As terras começaram a ser cercadas pelos senhores feudais e com esse movimento,
ampliaram seus domínios e expulsaram os colonos, que formaram contingentes enormes
de miseráveis e famintos que perambulavam pelas estradas. Desponta, assim os
indesejados (pobres, sujos, feios) estes despertavam asco nos que conseguiram manter
suas terras lutando contra os senhores. "Os condenados da terra “, como Frantz Fanon
afirma.Fiz esse preâmbulo para introduzir meu pensamento sobre Violência e Conciliação.

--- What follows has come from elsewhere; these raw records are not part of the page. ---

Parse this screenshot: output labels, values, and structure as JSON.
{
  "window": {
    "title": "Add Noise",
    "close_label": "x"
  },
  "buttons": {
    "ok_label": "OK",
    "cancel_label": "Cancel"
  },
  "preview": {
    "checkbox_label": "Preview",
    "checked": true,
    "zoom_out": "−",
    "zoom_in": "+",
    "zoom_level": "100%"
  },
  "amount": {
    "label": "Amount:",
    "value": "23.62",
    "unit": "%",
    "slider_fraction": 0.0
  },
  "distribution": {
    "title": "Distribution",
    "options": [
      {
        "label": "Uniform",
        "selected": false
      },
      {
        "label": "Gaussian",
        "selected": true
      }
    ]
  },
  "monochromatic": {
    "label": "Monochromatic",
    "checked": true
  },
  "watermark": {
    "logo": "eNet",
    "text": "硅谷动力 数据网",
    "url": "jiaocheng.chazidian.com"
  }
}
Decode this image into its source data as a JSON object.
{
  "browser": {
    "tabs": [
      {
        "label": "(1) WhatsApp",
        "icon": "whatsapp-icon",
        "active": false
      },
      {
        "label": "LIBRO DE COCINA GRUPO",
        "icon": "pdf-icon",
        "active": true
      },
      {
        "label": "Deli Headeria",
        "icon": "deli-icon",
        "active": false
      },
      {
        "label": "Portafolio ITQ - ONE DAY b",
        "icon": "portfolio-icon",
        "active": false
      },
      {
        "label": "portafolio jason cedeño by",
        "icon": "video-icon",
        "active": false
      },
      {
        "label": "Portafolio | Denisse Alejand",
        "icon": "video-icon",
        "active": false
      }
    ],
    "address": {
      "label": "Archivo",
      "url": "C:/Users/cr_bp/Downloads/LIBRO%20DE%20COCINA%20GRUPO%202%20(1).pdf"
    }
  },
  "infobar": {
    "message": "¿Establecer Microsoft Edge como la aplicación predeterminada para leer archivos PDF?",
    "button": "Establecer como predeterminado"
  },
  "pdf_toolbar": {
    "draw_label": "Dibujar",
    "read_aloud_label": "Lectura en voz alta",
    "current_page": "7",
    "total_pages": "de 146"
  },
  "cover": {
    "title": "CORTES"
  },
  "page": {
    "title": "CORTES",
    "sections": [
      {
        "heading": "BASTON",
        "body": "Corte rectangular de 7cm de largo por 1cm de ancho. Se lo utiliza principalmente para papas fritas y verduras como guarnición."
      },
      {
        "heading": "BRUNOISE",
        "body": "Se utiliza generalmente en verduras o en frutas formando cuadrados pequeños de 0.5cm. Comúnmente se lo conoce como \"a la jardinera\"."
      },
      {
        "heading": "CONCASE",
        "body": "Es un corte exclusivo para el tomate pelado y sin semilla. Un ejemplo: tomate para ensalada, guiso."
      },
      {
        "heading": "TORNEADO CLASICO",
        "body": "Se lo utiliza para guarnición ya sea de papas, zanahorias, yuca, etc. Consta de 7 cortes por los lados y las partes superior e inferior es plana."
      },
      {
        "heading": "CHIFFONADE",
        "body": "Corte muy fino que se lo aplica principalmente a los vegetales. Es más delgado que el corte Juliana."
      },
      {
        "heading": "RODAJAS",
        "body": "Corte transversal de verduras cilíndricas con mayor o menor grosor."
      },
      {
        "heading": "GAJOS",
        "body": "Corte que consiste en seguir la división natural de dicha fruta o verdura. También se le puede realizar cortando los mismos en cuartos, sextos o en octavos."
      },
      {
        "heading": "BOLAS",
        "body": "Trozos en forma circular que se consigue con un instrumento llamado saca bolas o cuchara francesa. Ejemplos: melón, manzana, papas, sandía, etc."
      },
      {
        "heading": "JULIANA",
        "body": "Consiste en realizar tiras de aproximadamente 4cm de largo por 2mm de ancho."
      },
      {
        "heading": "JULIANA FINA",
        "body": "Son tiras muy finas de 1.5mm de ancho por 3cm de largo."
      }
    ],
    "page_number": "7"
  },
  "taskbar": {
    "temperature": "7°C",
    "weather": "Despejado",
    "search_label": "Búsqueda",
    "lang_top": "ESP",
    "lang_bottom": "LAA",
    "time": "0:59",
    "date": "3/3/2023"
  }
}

Durante alguns períodos a conciliação é buscada e ambos segmentos fazem um
movimento de ceder em alguns pontos para que haja o entendimento. Os senhores feudais
perceberam que seria uma forma de manter protegida suas terras se elas fossem
povoadas. Os pobres teriam onde ficar e tirar seu sustento. Logo em seguida, um
movimento de expulsão dos colonos poderia ser encarado como uma violência. Que não
aconteceu sem resistência.
A história brasileira sempre alternou movimentos de conciliação e violência. o que
faz que não tenhamos confiança em algumas instituições. Um movimento “pendular” que
segue “humores” dos que realmente são o poder no país, elites e classe média e quem
mais tiver muita representatividade.(1) A estrutura da democracia brasileira é
“insuficientemente institucionalizada” e alterna “momentos de otimismo com momentos de
pessimismo de acordo com uma certa capacidade da elite brasileira de surfar, junto com a
classe média e outros setores, durante momentos democráticos”, o que a torna “pendular”.
Leonardo Avritzer
Instituições como as militares e o judiciário, têm, em determinados movimentos,
atitudes que nos fazem questionar se estão cumprindo sua missão constitucional ou se, se
movimentam para agradar determinados atores da vida nacional. Os direitos, que todosportamos, são relativos ao poder do portador. Se não tiver poder, os direitos podem ser
sonegados. Temos no atual governo, claros sinais de não apreço à democracia e seus
preceitos de liberdade. Segundo o autor de: “ O Pêndulo da Democracia", Ed. Todavia,
2019. os militares e o judiciário conferem, com suas ações, esses movimentos que reduzem
a credibilidade da população nas instituições. Um general, que em sua fala influi na decisão
do Supremo Tribunal Federal, deixa o cidadão comum, perdendo a certeza que será feita
justiça em uma sentença sua. Se for pobre, nem buscará a justiça.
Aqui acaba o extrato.